Isabelle Porter
Le Devoir
Après sept ans de démarches, de réunions, de chicanes, d’essais et d’erreurs, un projet d’habitations communautaires pour 40 familles voit le jour à Québec(…) Après sept ans de démarches, de réunions, de chicanes, d’essais, d’erreurs et de petites victoires, le projet Cohabitat vient d’entrer dans sa phase finale. Vingt-six propriétaires (sur un total de 40) ont signé leur promesse d’achat et la construction devrait débuter en août. «Il faut de la détermination et savoir ce qu’on veut pour faire un projet comme le nôtre», résume l’initiateur du projet, Michel Desgagnés, 44 ans.
Ce dernier a visité pas moins de 66 communautés du genre dans le monde avant de voir pousser la sienne. Créée au Danemark il y a 50 ans, la formule de la cohabitation est sensiblement la même partout. Les membres du groupe acquièrent un terrain sur lequel ils font construire des résidences avec au centre, une maison commune où ils se partagent cuisine, salle à manger, chambres d’amis, buanderie, salles de jeux pour les enfants, atelier, etc.
L’objectif? Économiser de l’espace et des fonds, mais surtout partager, se voisiner, vivre en communauté. La formule n’est pas trop contraignante puisque les gens n’ont pas l’obligation d’utiliser la cuisine collective et ont chacun la leur, mais il faut participer un minimum à la vie de groupe. «Le soir, il y a des repas communautaires et c’est chacun son tour, résume Michel Desgagnés. Admettons qu’on est dans la même équipe et que c’est notre tour, on se rejoint par exemple à 15h. Moi, je suis le cuisiner en chef, j’ai préparé le menu et toi, tu m’aides à couper les légumes avec l’aide d’une troisième personne. Ça devient une sorte d’activité sociale de faire des repas. Et à 18h, les voisins qui se sont inscrits viennent manger dans la salle à manger commune.»
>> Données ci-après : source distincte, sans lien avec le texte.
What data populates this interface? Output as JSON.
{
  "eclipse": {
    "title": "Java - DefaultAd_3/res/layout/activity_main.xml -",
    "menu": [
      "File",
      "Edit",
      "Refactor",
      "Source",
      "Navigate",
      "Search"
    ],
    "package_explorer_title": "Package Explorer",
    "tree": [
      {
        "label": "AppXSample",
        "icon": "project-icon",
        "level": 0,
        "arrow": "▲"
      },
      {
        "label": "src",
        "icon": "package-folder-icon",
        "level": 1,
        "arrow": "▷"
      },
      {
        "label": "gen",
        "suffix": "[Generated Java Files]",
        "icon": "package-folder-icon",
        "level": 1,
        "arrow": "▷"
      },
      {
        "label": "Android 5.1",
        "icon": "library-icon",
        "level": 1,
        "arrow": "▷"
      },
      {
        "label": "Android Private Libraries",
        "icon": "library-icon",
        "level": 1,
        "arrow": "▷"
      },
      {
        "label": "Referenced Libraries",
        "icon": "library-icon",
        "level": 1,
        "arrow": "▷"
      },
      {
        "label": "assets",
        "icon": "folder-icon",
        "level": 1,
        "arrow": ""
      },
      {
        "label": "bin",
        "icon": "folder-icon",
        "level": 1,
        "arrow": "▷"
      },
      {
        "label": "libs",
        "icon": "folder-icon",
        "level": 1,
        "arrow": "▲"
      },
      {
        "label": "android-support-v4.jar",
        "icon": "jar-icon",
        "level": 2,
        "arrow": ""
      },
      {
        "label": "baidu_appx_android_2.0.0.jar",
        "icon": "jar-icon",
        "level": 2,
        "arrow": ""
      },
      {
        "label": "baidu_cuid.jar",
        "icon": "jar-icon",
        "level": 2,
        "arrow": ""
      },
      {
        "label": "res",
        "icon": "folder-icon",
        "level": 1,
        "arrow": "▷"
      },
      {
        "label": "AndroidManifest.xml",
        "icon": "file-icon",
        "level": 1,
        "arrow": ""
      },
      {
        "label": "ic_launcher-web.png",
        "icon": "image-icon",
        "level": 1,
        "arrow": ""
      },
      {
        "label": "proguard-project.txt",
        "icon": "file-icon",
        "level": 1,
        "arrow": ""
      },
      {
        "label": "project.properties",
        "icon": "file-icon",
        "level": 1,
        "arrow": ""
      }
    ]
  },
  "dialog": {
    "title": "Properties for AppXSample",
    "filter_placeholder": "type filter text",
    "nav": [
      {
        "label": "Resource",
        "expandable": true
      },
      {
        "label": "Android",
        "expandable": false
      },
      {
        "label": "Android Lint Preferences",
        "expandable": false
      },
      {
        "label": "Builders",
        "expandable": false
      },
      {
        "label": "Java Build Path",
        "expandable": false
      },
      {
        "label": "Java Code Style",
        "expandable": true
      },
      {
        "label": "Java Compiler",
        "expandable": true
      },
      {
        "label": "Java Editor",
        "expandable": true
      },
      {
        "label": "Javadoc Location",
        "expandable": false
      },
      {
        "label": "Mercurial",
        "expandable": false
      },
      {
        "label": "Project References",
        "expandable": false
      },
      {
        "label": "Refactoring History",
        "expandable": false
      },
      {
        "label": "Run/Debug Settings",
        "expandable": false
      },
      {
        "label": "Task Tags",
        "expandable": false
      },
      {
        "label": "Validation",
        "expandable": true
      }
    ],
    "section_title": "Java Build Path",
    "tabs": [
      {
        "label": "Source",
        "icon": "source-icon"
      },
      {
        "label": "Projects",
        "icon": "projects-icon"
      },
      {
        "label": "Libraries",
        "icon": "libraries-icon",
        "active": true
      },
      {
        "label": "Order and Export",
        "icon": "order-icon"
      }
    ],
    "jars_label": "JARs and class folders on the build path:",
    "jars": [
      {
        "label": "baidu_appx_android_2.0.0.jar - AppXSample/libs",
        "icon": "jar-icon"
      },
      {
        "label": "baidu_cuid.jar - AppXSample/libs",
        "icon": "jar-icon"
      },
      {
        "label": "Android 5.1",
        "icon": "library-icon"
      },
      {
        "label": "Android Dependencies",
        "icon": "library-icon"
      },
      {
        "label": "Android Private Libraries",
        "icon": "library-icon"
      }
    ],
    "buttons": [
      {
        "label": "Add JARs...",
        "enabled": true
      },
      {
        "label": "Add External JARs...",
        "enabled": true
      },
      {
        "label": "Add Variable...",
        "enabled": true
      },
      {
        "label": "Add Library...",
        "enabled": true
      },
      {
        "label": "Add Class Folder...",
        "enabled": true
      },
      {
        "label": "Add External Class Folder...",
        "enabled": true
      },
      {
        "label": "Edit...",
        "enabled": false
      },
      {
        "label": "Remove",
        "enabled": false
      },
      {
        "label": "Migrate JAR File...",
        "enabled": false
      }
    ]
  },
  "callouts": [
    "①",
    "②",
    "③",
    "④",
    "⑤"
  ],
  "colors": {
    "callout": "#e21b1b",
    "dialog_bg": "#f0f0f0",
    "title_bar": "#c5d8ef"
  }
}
Le Cohabitat de Québec sera construit dans le quartier Saint-Sacrement, non loin de l’Université Laval. Le coût total du projet s’élève à 10,2 millions, dont 700 000 $ seront investis dans la maison commune, une somme équivalant à la marge de profit que se dégagerait le promoteur s’il y en avait un, résume M. Desgagnés. Le groupe de propriétaires compte des personnes seules, avec ou sans enfants, des jeunes et des retraités. Certains ont acheté de petits appartements de trois pièces à 200 000 $; d’autres, des maisons de ville à quatre chambres d’une valeur de 335 000 $. Le design de l’ensemble a été confié à un architecte réputé, Pierre Thibault, qui se dit particulièrement séduit par le volet «intergénérationnel» de la démarche et la place donnée à l’entraide.
En parlant de la maison commune, il promet que ce sera «un bâtiment très poussé en matière de développement durable». Par contre, à la différence des écoquartiers, les résidants participent à toutes les étapes du projet. Ce qui fait dire au président du groupe environnemental Vivre en ville, Alexandre Turgeon, que la Ville de Québec gagnerait à s’en inspirer dans ses propres projets d’écoquartiers.
Un projet qui a failli avorter
Malgré ces bonnes nouvelles, 25 % des projets du genre avortent, selon Michel Desgagnés. C’est d’ailleurs ce qui a failli se produire en 2008, quatre ans après les premiers pas de Cohabitat. Incapable de se mettre d’accord sur le mode de décision et le choix du terrain, le groupe avait littéralement implosé. «On s’est trouvé un bouc émissaire. On pensait que s’il partait, ça allait régler le problème. Mais ça a eu l’effet d’une bombe. Les trois quarts des gens sont partis», raconte-t-il.
«Suite à ça, on a arrêté le projet et moi, je suis allé faire une formation en leadership à Montréal», raconte-t-il. À son retour, les trois ménages restants décident de choisir le terrain avant de recruter de nouveaux membres. En 2010, 13 ménages s’ajoutent, dont 7 de l’ancien projet.
Et qu’advient-il si un membre de la communauté nous est insupportable? «C’est un faux problème», rétorque Alexandre Turgeon. À son avis, on court autant de risques d’avoir des problèmes avec ses copropriétaires quand on achète un condominium.
Michel Desgagnés ajoute que lorsque ça marche, la satisfaction n’en est que plus grande. «C’est comme la différence entre vivre seul ou en couple. Tout seul, t’as la sainte paix et personne ne te dérange. Quand t’es en couple, y a des moments où c’est plus pénible que quand t’es seul. Mais quand ça va bien ensemble, ça devient plus grisant à deux.»